Tri-City Dust Devils – No. 16
- Third baseman/ Manager
- Born: August 18, 1961 (age 64) Tucson, Arizona, U.S.
- Batted: LeftThrew: Right

Professional debut
- MLB: May 20, 1985, for the California Angels
- NPB: April 4, 1992, for the Yakult Swallows

Last appearance
- NPB: July 23, 1995, for the Yomiuri Giants
- MLB: July 17, 1999, for the Houston Astros

MLB statistics
- Batting average: .239
- Home runs: 108
- Runs batted in: 337

NPB statistics
- Batting average: .291
- Home runs: 100
- Runs batted in: 272
- Stats at Baseball Reference

Teams
- California Angels (1985–1991); San Diego Padres (1991); Yakult Swallows (1992–1994); Yomiuri Giants (1995); California / Anaheim Angels (1996–1997); Houston Astros (1998–1999);

Career highlights and awards
- Central League MVP (1992);

= Jack Howell (baseball) =

American baseball player (born 1961)

Jack Robert Howell (born August 18, 1961) is an American former professional baseball third baseman. He made his Major League Baseball (MLB) debut on May 20, 1985, with the California Angels, and played his final game on July 17, 1999, with the Houston Astros. He was previously the manager of the Tri-City Dust Devils.

==Early life==
Howell was born and raised in Tucson, Arizona. He attended Pima Community College and then the University of Arizona, where he played baseball for the Arizona Wildcats.

==Career==
Howell played for three different MLB teams during his professional career. He started with the California Angels where he from 1987 to 1989 averaged hitting 20 home runs per season until being traded to the San Diego Padres.

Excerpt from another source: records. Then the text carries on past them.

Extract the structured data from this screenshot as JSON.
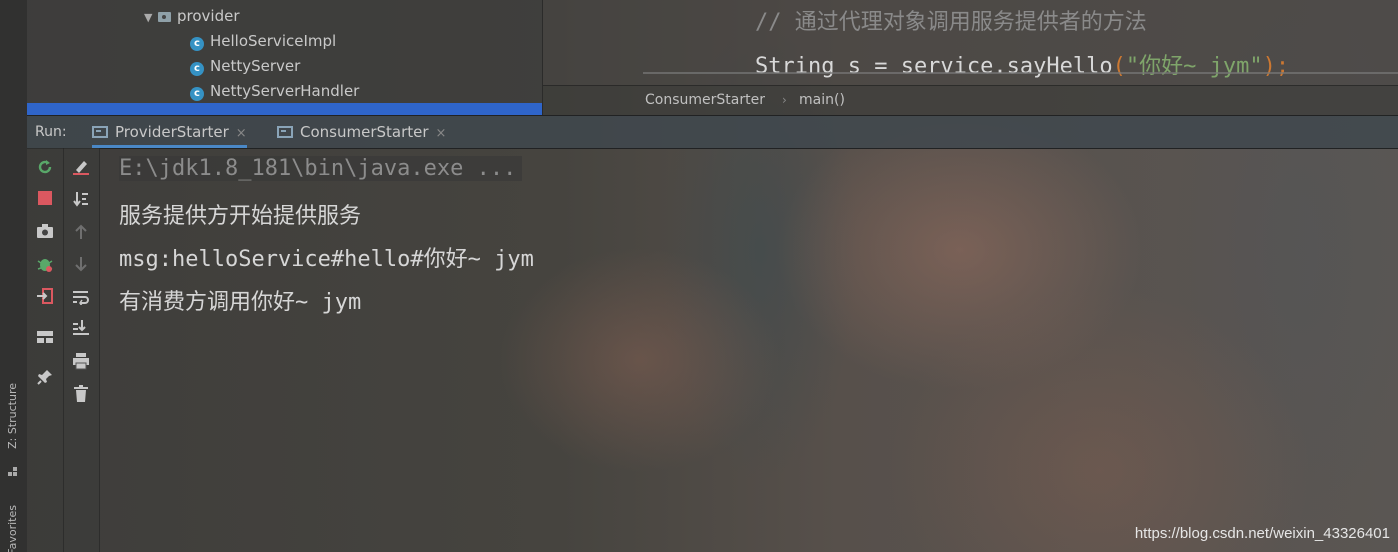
{
  "project_tree": {
    "folder": "provider",
    "items": [
      {
        "label": "HelloServiceImpl",
        "icon": "class-icon"
      },
      {
        "label": "NettyServer",
        "icon": "class-icon"
      },
      {
        "label": "NettyServerHandler",
        "icon": "class-icon"
      }
    ]
  },
  "editor": {
    "comment": "// 通过代理对象调用服务提供者的方法",
    "code": {
      "prefix": "String s = service.sayHello",
      "open_paren": "(",
      "string_literal": "\"你好~ jym\"",
      "close": ");"
    },
    "breadcrumbs": [
      "ConsumerStarter",
      "main()"
    ]
  },
  "run_panel": {
    "label": "Run:",
    "tabs": [
      {
        "label": "ProviderStarter",
        "active": true
      },
      {
        "label": "ConsumerStarter",
        "active": false
      }
    ],
    "close_glyph": "×"
  },
  "console": {
    "lines": [
      "E:\\jdk1.8_181\\bin\\java.exe ...",
      "服务提供方开始提供服务",
      "msg:helloService#hello#你好~ jym",
      "有消费方调用你好~ jym"
    ]
  },
  "side_tabs": {
    "structure": "Z: Structure",
    "favorites": "Favorites"
  },
  "watermark": "https://blog.csdn.net/weixin_43326401",
  "colors": {
    "accent": "#4a88c7",
    "rerun": "#59a869",
    "stop": "#db5860",
    "class_icon": "#3592c4"
  }
}
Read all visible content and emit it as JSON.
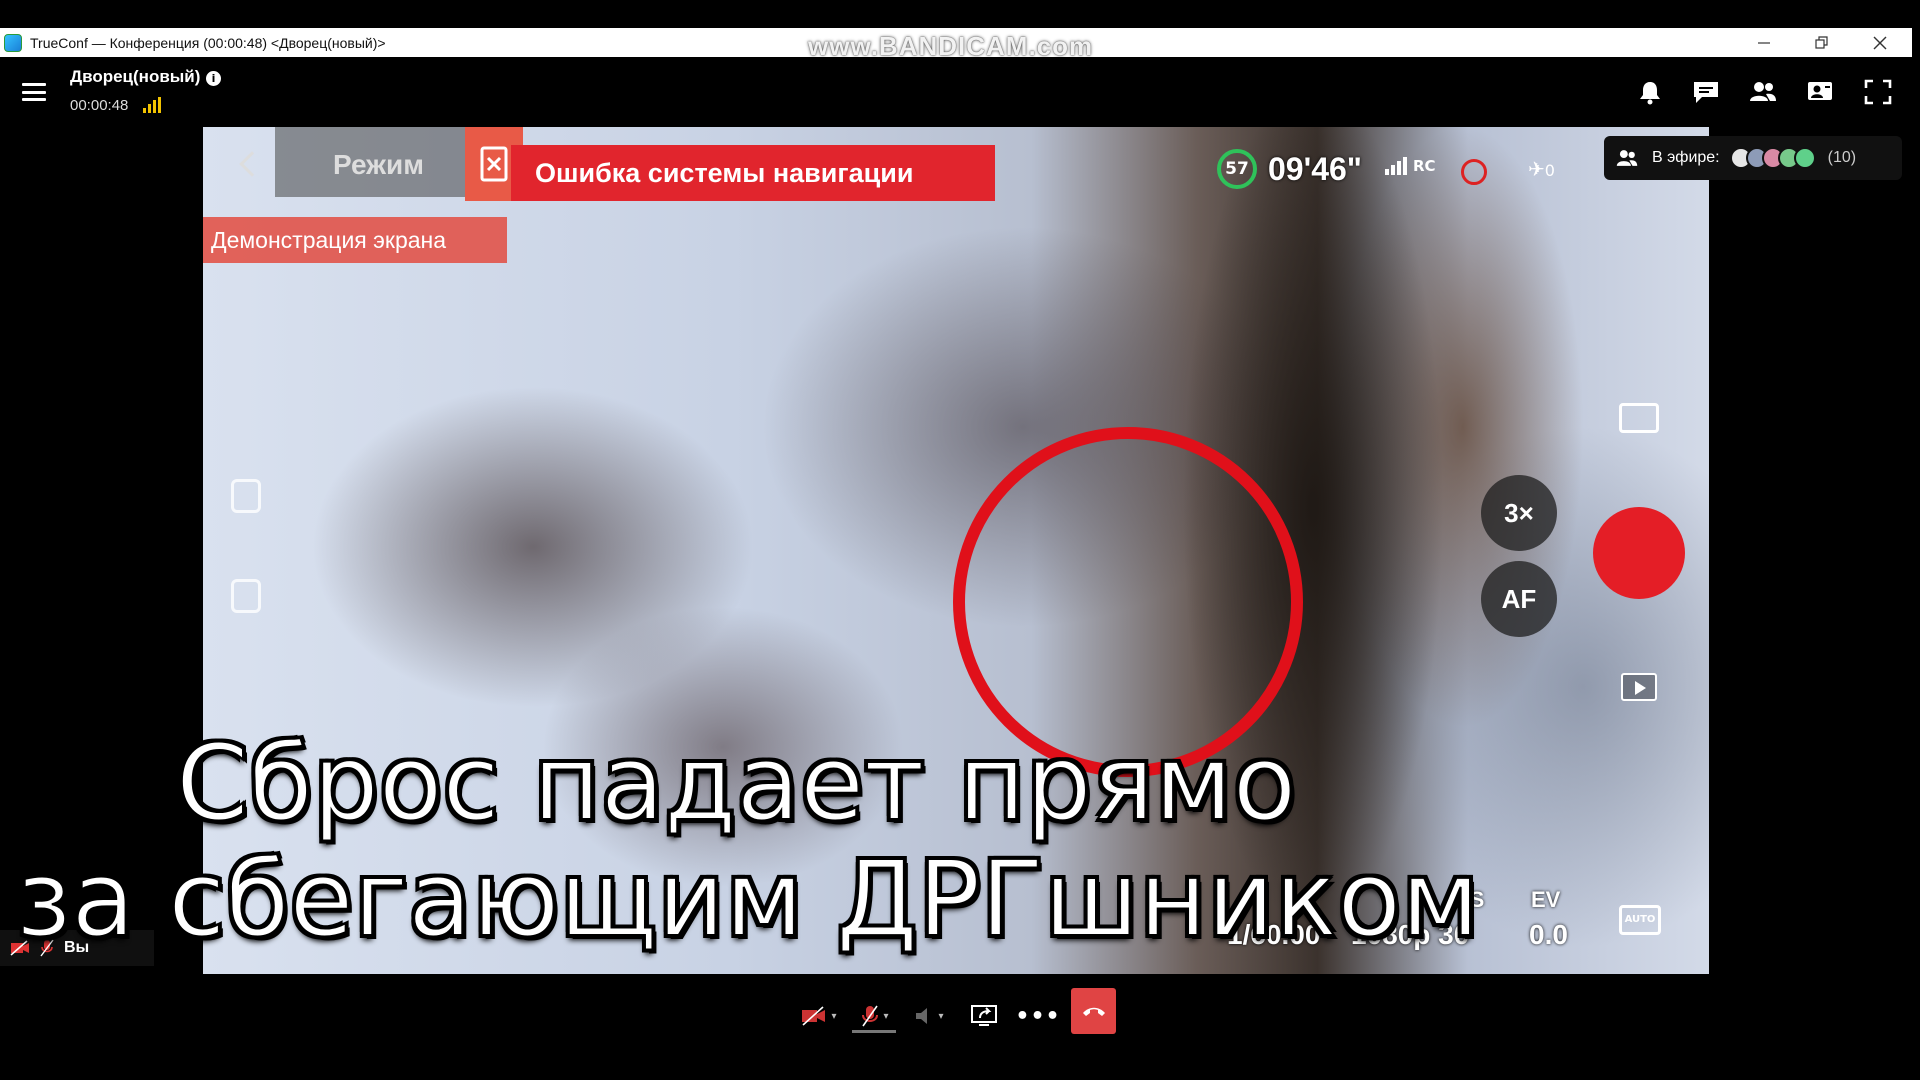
{
  "window": {
    "title": "TrueConf — Конференция (00:00:48) <Дворец(новый)>",
    "watermark": "www.BANDICAM.com"
  },
  "header": {
    "conference_name": "Дворец(новый)",
    "elapsed": "00:00:48",
    "icons": [
      "menu-icon",
      "info-icon",
      "signal-icon",
      "bell-icon",
      "chat-icon",
      "participants-icon",
      "content-icon",
      "fullscreen-icon"
    ]
  },
  "shared_screen": {
    "screen_share_label": "Демонстрация экрана",
    "mode_label": "Режим",
    "nav_error": "Ошибка системы навигации",
    "battery": "57",
    "flight_time": "09'46\"",
    "rc_label": "RC",
    "satellites": "0",
    "zoom_label": "3×",
    "af_label": "AF",
    "camera": {
      "fps_label": "PS",
      "ev_label": "EV",
      "shutter_value": "1/60.00",
      "resolution_value": "1080p 30",
      "ev_value": "0.0",
      "auto_label": "AUTO"
    },
    "colors": {
      "nav_error": "#e1252d",
      "record": "#e41e26",
      "target_circle": "#e0101a",
      "battery_ring": "#2fc25a"
    }
  },
  "on_air": {
    "label": "В эфире:",
    "count": "(10)"
  },
  "subtitles": {
    "line1": "Сброс падает прямо",
    "line2": "за сбегающим ДРГшником"
  },
  "self_view": {
    "name": "Вы"
  },
  "toolbar": {
    "hangup_color": "#e04444",
    "buttons": [
      "camera-off-button",
      "microphone-off-button",
      "speaker-button",
      "share-screen-button",
      "more-button",
      "hangup-button"
    ],
    "more_label": "•••"
  }
}
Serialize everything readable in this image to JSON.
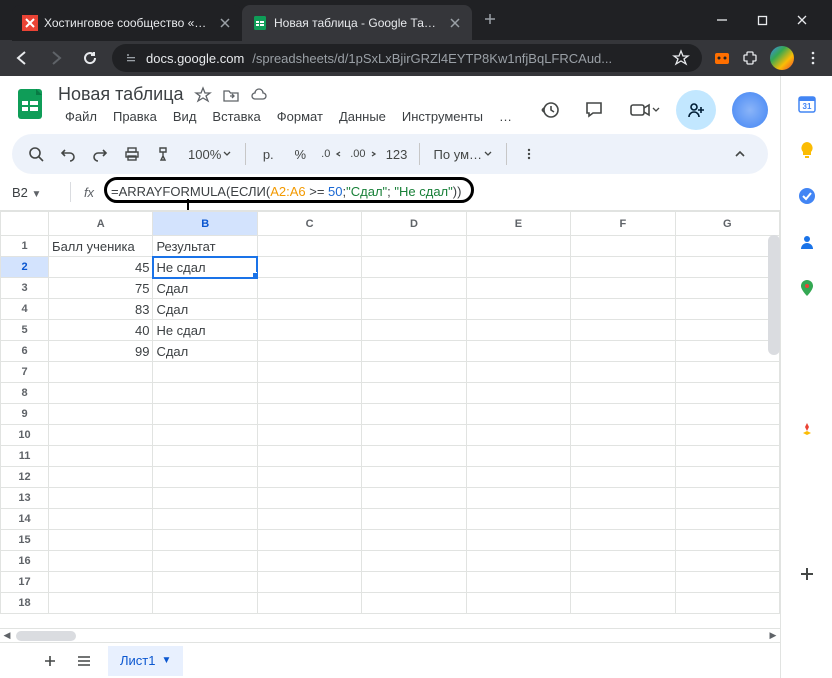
{
  "browser": {
    "tabs": [
      {
        "label": "Хостинговое сообщество «Tim",
        "active": false
      },
      {
        "label": "Новая таблица - Google Табли",
        "active": true
      }
    ],
    "url_host": "docs.google.com",
    "url_path": "/spreadsheets/d/1pSxLxBjirGRZl4EYTP8Kw1nfjBqLFRCAud..."
  },
  "doc": {
    "title": "Новая таблица",
    "menus": [
      "Файл",
      "Правка",
      "Вид",
      "Вставка",
      "Формат",
      "Данные",
      "Инструменты",
      "…"
    ]
  },
  "toolbar": {
    "zoom": "100%",
    "currency": "р.",
    "percent": "%",
    "dec_dec": ".0",
    "inc_dec": ".00",
    "numfmt": "123",
    "font": "По ум…"
  },
  "fx": {
    "cellref": "B2",
    "formula_parts": {
      "p0": "=",
      "p1": "ARRAYFORMULA",
      "p2": "(",
      "p3": "ЕСЛИ",
      "p4": "(",
      "range": "A2:A6",
      "p5": " >= ",
      "num": "50",
      "p6": ";",
      "s1": "\"Сдал\"",
      "p7": "; ",
      "s2": "\"Не сдал\"",
      "p8": "))"
    }
  },
  "grid": {
    "cols": [
      "A",
      "B",
      "C",
      "D",
      "E",
      "F",
      "G"
    ],
    "rows": [
      1,
      2,
      3,
      4,
      5,
      6,
      7,
      8,
      9,
      10,
      11,
      12,
      13,
      14,
      15,
      16,
      17,
      18
    ],
    "headers": {
      "A1": "Балл ученика",
      "B1": "Результат"
    },
    "data": [
      {
        "A": "45",
        "B": "Не сдал"
      },
      {
        "A": "75",
        "B": "Сдал"
      },
      {
        "A": "83",
        "B": "Сдал"
      },
      {
        "A": "40",
        "B": "Не сдал"
      },
      {
        "A": "99",
        "B": "Сдал"
      }
    ],
    "active": "B2"
  },
  "sheet": {
    "name": "Лист1"
  },
  "chart_data": null
}
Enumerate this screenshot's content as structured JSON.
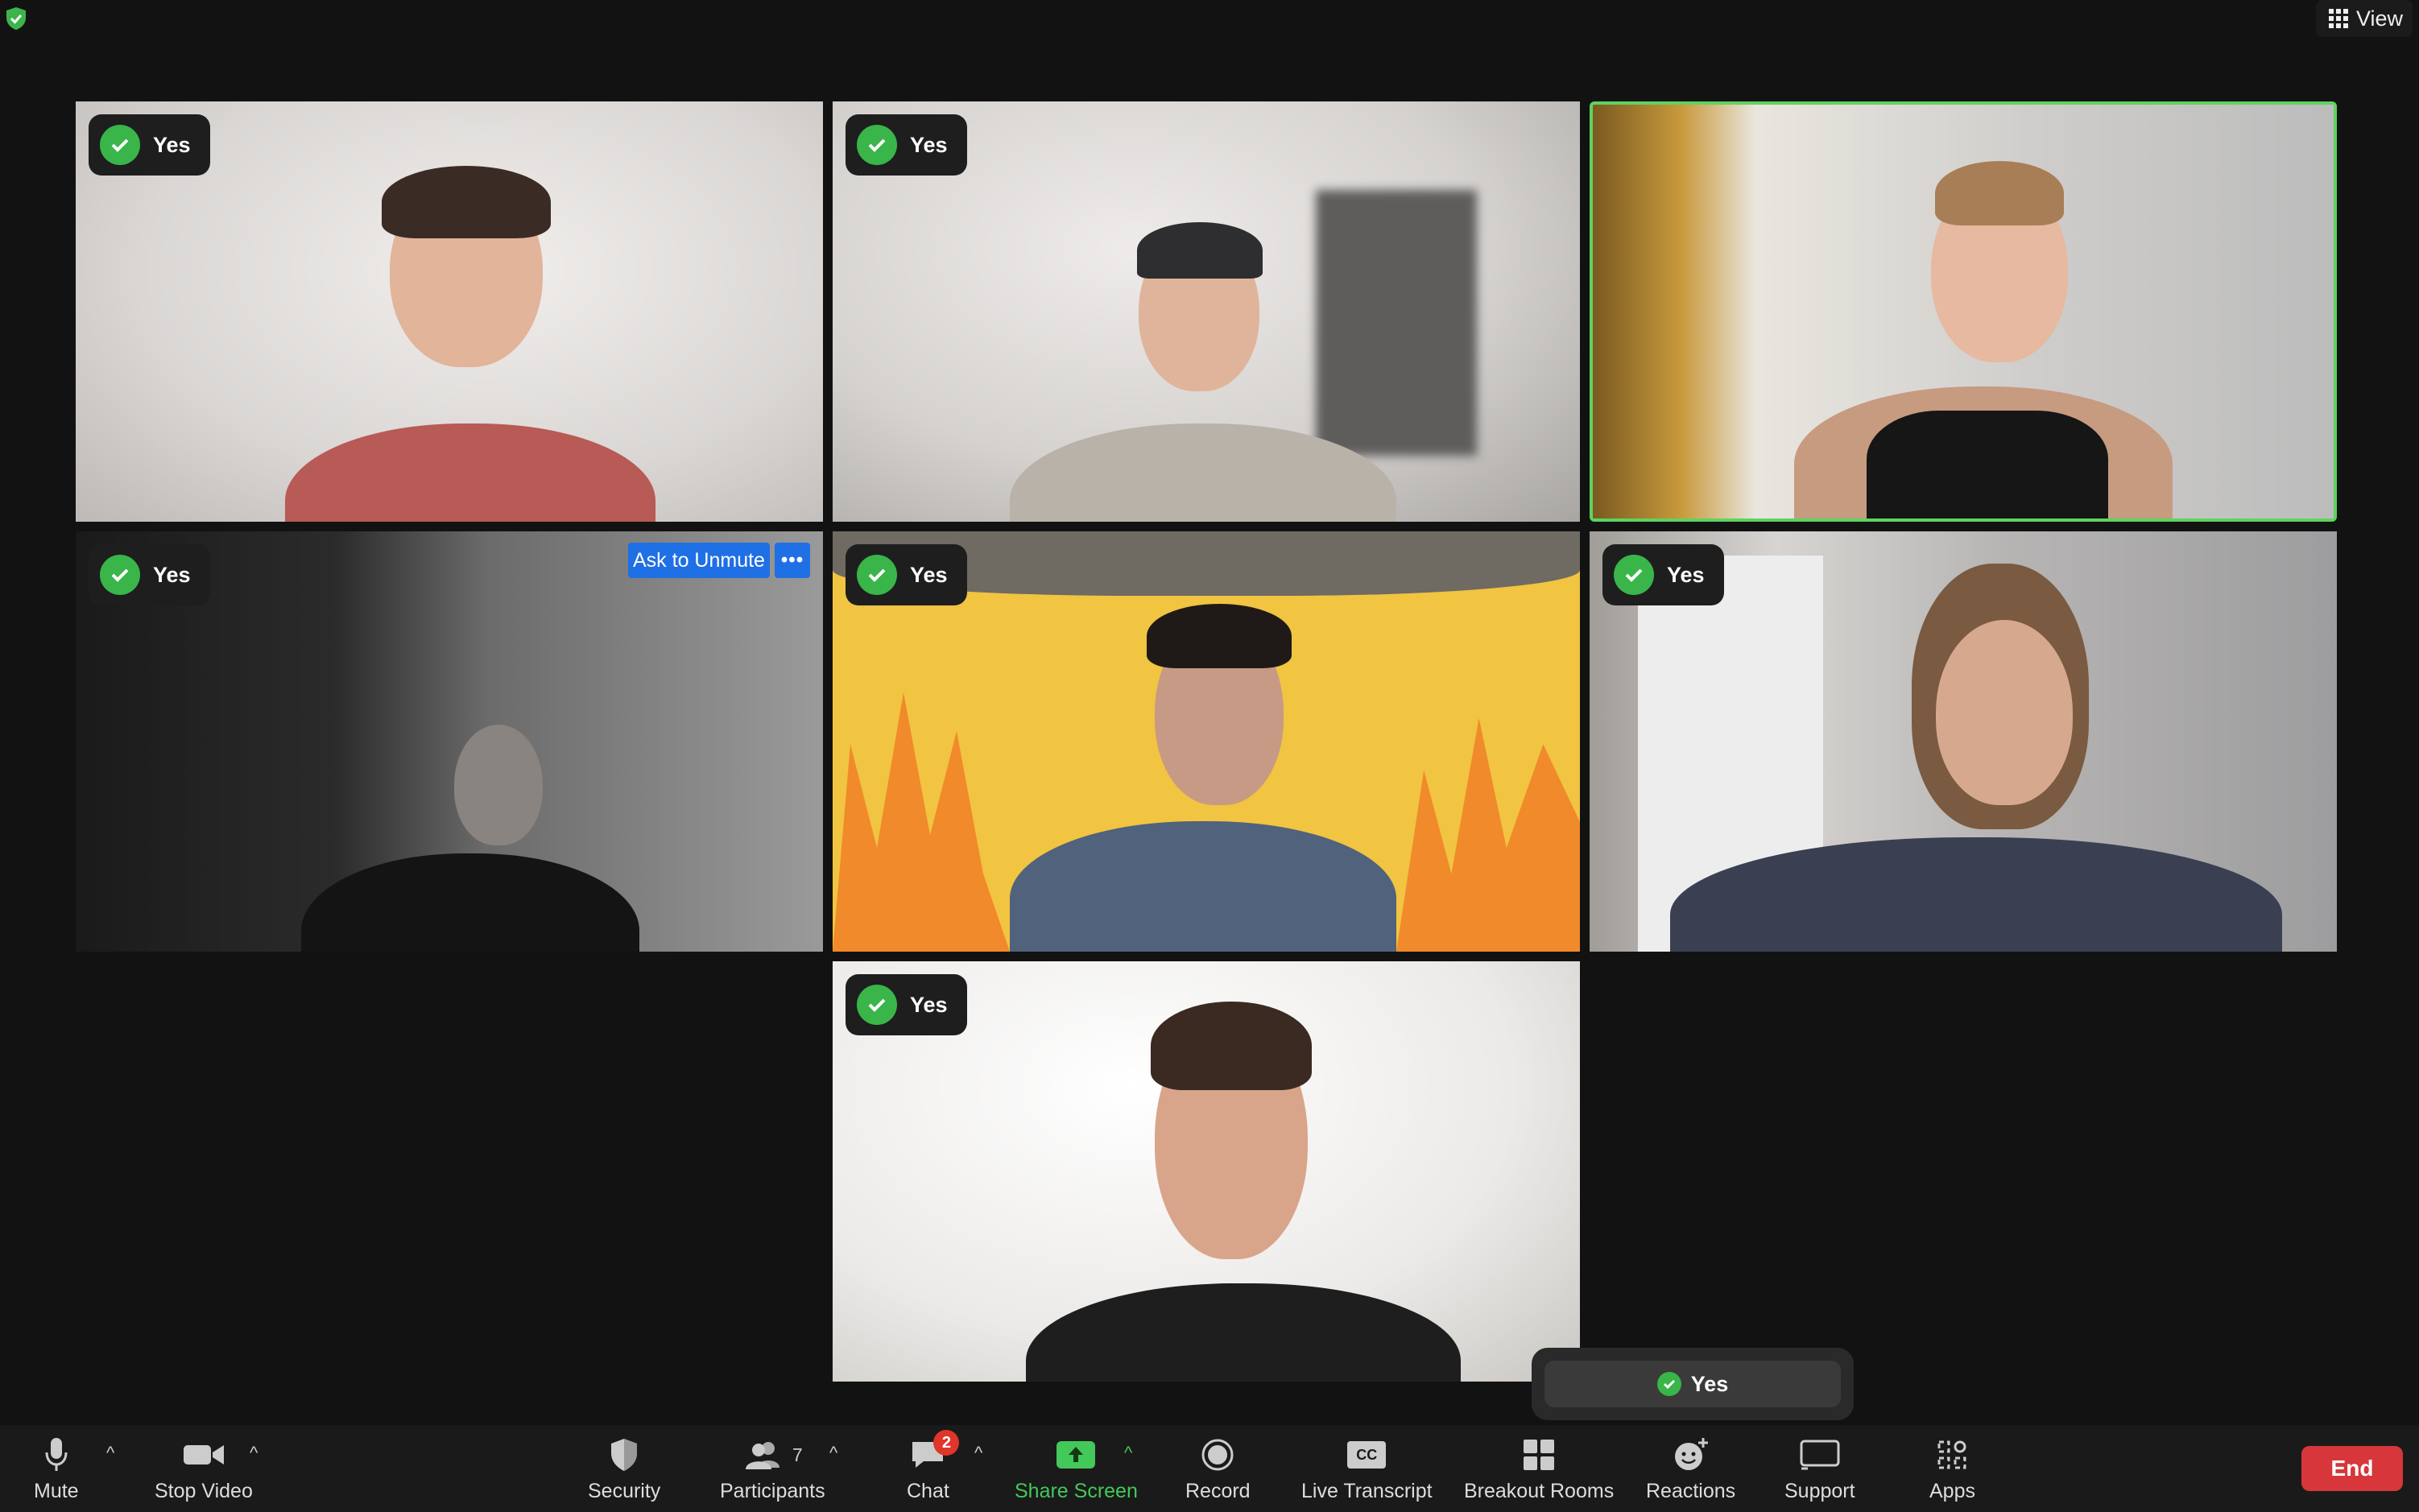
{
  "top_bar": {
    "shield_icon": "shield-check-icon",
    "view_label": "View"
  },
  "colors": {
    "background": "#121212",
    "toolbar": "#1a1a1a",
    "yes_green": "#39b54a",
    "speaking_border": "#5fd35f",
    "ask_blue": "#1f6fe5",
    "share_green": "#43c85a",
    "end_red": "#d7373a",
    "badge_red": "#e0352b"
  },
  "participants": [
    {
      "status": "Yes"
    },
    {
      "status": "Yes"
    },
    {
      "status": "",
      "speaking": true
    },
    {
      "status": "Yes",
      "ask_unmute_label": "Ask to Unmute",
      "more_label": "•••"
    },
    {
      "status": "Yes"
    },
    {
      "status": "Yes"
    },
    {
      "status": "Yes"
    }
  ],
  "poll_popup": {
    "label": "Yes"
  },
  "toolbar": {
    "mute": "Mute",
    "stop_video": "Stop Video",
    "security": "Security",
    "participants": "Participants",
    "participants_count": "7",
    "chat": "Chat",
    "chat_badge": "2",
    "share_screen": "Share Screen",
    "record": "Record",
    "live_transcript": "Live Transcript",
    "breakout_rooms": "Breakout Rooms",
    "reactions": "Reactions",
    "support": "Support",
    "apps": "Apps",
    "end": "End",
    "caret": "^",
    "cc_text": "CC"
  }
}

Howell next played Nippon Professional Baseball (NPB), and was a member of the Yakult Swallows (1992–1994), as well as the Yomiuri Giants (1995). He won the Central League Most Valuable Player award in 1992, when he led the league in home runs and batting average. On July 29, 1993, Howell hit for the cycle for the Swallows.

He returned to MLB as a bench player with the California Angels during the 1996 Season. He then signed on as a free agent with the Houston Astros, with whom he ended his career in 1999

Howell was the hitting coach for the Arizona Diamondbacks. He was fired by the Diamondbacks following the 2010 season. Howell was the Manager for the Burlington Bees of the Midwest League and Single-A affiliate of the Los Angeles Angels until they lost their affiliation in December 2020.